Roanoke Times Copyright (c) 1995, Landmark Communications, Inc. DATE: SATURDAY, October 22, 1994 TAG: 9410240049 SECTION: VIRGINIA PAGE: C-1 EDITION: METRO SOURCE: MATT CHITTUM STAFF WRITER DATELINE: LENGTH: Long
Family Camp at the Church of the Nazarene Camp in Buckingham County usually is a week of fun, friends and prayer. Church members from all over the country attend with their children year after year. They swim, play an annual kids-against-adults baseball game and meet at church twice a day.
But early the morning of Aug. 15, the last Sunday of camp, that peaceful atmosphere was shattered.
That's when, according to testimony Friday in Buckingham County General District Court, Paul Westley Ragland Sr. of Roanoke County shot Marcia Summers, a Fairfax woman, several times in the chest as she lay on a bed in her trailer. Her 9-year-old daughter, Kristin, was sleeping just a few feet away.
Kristin "slept right on through until morning," said Summers' husband, Charles. The men who found her mother's body finally woke her up.
Buckingham County General District Judge R.B. Spencer certified first-degree murder and firearms charges against Ragland to the grand jury Friday. He is in jail in lieu of $100,000 bond.

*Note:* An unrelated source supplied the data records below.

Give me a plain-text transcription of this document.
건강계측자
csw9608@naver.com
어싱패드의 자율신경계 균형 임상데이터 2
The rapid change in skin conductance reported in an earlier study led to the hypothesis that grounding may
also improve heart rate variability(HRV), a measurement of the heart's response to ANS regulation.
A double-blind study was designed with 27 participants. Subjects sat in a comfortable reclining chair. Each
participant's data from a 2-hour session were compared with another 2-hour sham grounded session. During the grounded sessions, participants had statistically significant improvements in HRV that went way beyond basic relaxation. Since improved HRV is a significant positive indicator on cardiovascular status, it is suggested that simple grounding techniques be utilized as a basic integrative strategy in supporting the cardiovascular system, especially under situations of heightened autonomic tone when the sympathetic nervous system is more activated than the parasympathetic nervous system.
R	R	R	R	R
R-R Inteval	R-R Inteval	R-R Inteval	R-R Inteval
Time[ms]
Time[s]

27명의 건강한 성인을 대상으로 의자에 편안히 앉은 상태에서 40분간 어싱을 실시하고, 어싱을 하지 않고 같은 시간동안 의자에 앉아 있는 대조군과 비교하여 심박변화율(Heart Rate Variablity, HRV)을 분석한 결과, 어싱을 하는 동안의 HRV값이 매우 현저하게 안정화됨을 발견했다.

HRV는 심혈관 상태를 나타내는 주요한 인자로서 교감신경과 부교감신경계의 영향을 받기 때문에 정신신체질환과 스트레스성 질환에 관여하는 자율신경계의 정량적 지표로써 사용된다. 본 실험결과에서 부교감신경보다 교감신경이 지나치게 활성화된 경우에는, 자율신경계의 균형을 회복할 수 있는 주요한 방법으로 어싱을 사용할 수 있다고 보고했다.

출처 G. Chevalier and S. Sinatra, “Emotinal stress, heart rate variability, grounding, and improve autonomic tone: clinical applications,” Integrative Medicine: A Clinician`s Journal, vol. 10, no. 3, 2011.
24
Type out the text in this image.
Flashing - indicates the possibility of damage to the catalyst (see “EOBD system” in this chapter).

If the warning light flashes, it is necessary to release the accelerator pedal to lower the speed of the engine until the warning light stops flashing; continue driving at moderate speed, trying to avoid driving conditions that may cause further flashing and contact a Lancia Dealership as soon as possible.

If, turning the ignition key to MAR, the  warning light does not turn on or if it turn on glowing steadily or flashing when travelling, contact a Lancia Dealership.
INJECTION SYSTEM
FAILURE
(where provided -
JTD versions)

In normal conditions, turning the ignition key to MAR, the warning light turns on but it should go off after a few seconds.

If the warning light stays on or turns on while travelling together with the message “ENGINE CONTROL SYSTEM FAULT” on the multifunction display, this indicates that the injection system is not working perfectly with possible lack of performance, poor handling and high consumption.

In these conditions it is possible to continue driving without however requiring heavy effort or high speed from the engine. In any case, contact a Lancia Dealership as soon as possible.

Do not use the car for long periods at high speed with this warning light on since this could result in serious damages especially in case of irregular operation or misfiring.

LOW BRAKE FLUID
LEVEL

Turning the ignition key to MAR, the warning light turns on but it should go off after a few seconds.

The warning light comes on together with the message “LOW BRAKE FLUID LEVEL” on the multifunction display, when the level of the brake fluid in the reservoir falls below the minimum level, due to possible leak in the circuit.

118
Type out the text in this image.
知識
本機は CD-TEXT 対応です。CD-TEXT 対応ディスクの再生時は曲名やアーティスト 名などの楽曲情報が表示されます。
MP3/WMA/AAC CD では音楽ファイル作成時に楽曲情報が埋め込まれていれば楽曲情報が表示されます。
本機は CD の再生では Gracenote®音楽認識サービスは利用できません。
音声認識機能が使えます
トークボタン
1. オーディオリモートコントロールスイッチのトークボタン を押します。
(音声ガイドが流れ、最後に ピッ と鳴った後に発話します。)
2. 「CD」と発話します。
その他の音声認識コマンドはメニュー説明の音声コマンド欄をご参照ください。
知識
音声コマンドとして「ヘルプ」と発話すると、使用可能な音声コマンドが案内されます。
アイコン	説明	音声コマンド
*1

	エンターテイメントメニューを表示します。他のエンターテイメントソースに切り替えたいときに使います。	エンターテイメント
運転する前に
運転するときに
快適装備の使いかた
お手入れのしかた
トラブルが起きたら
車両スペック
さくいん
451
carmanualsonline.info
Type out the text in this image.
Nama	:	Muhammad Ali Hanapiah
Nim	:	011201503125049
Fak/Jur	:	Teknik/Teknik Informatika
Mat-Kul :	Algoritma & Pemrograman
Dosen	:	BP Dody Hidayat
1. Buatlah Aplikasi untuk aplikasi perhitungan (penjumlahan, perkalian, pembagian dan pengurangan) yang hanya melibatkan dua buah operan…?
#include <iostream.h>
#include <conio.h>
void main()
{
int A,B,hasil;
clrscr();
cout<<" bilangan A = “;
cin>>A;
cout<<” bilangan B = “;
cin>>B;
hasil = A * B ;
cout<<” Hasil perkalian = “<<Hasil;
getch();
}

Spencer made his ruling despite a protest from Ragland's attorney, Bill Cleaveland of Roanoke, who argued that all evidence presented was circumstantial.
Buckingham County Commonwealth's Attorney E.M. Wright called five witnesses, including one of Ragland's brothers.
David Ragland testified that he found Summers' body after being directed to her trailer by a phone call from Ronald Ferguson.
Ferguson testified that Paul Ragland had shown up at the Portsmouth home of another of his brothers, Bennie Ragland, early that Sunday. Ferguson, a friend of Bennie's, said he talked with Paul and eventually got it out of him that he thought Marcia Summers was hurt. That's when he called David Ragland at the camp.
In August, state police said they arrested Paul Ragland without incident at Bennie Ragland's house that afternoon.
Also testifying Friday were three men staying at the camp that week who said they heard what they thought were firecrackers about 2:45 that morning. All three also said that just minutes later, they saw a dark, late-model Ford Mustang leaving the campground, the same kind of car David Ragland testified Paul was driving when he arrived at camp.
Only one of the men, Ernest Spaer, whose camper was set up next to Summers', testified that he saw Ragland driving the car.
Sitting outside the courthouse after the hearing Friday, Marcia Summers' father, Millard Garvin, recounted how Paul Ragland and his daughter played together as children at the Nazarene camp 35 years ago.
He said he bought a cabin on the grounds of the camp from the Raglands back then.
At the time of her death, Marcia Summers was a 40-year-old homemaker who sold World Book Encyclopedias. Her husband said she loved to ride her bicycle. She kept a bike at the camp, and Charles Summers said people often told him they had seen her riding around the grounds.
The church camp also is where Kay Ragland, Paul's ex-wife, met her husband when she was only 10. They married at 16 and had two children, Paul Jr., 21, and Paige, 17.
Paul Sr. was an athlete who played and coached softball, and bowled in several leagues, according to Kay Ragland.
"He's crazy about his kids," Kay Ragland said. The couple divorced in 1989, but Kay Ragland said they've never stopped raising their kids together.
Still unclear is exactly what the relationship was between Paul Ragland and Marcia Summers. Members of Ragland's family have declined comment. Charles Summers said he didn't know of any relationship between the two of them.
"It seemed like they were just friends," said Kay Ragland.
Spaer testified that, from watching Ragland and Summers interact at camp that week, he had guessed they were married. He said the Monday before the shooting, Ragland parked his camper next to Summers'. It stayed there all week.
Charles Summers had stayed in Fairfax that week with the couple's other child, Timothy, 6.
Garvin said he knows his daughter was spending time with Ragland, but he said it was because Ragland had some problems, and his daughter believed she could help him. He said he thinks Ragland just got the wrong idea when she tried to take care of him.
"I believe in my heart that she let him know she wasn't leaving her family," Garvin said.
Meanwhile, the church that brought these families together has rallied to help them out. Kay Ragland and Garvin have received cards, letters and phone calls from church members all over the country.
Charles Summers is struggling to take over all the tasks his wife had handled, but said church members volunteer to keep Kristin and Timothy and bring meals for the family.
Garvin and his wife have moved back to Northern Virginia from Florida to help care for their grandchildren. Garvin said he sees them off to school most days.
"Every day I do it," he said, "this thing is opened up anew."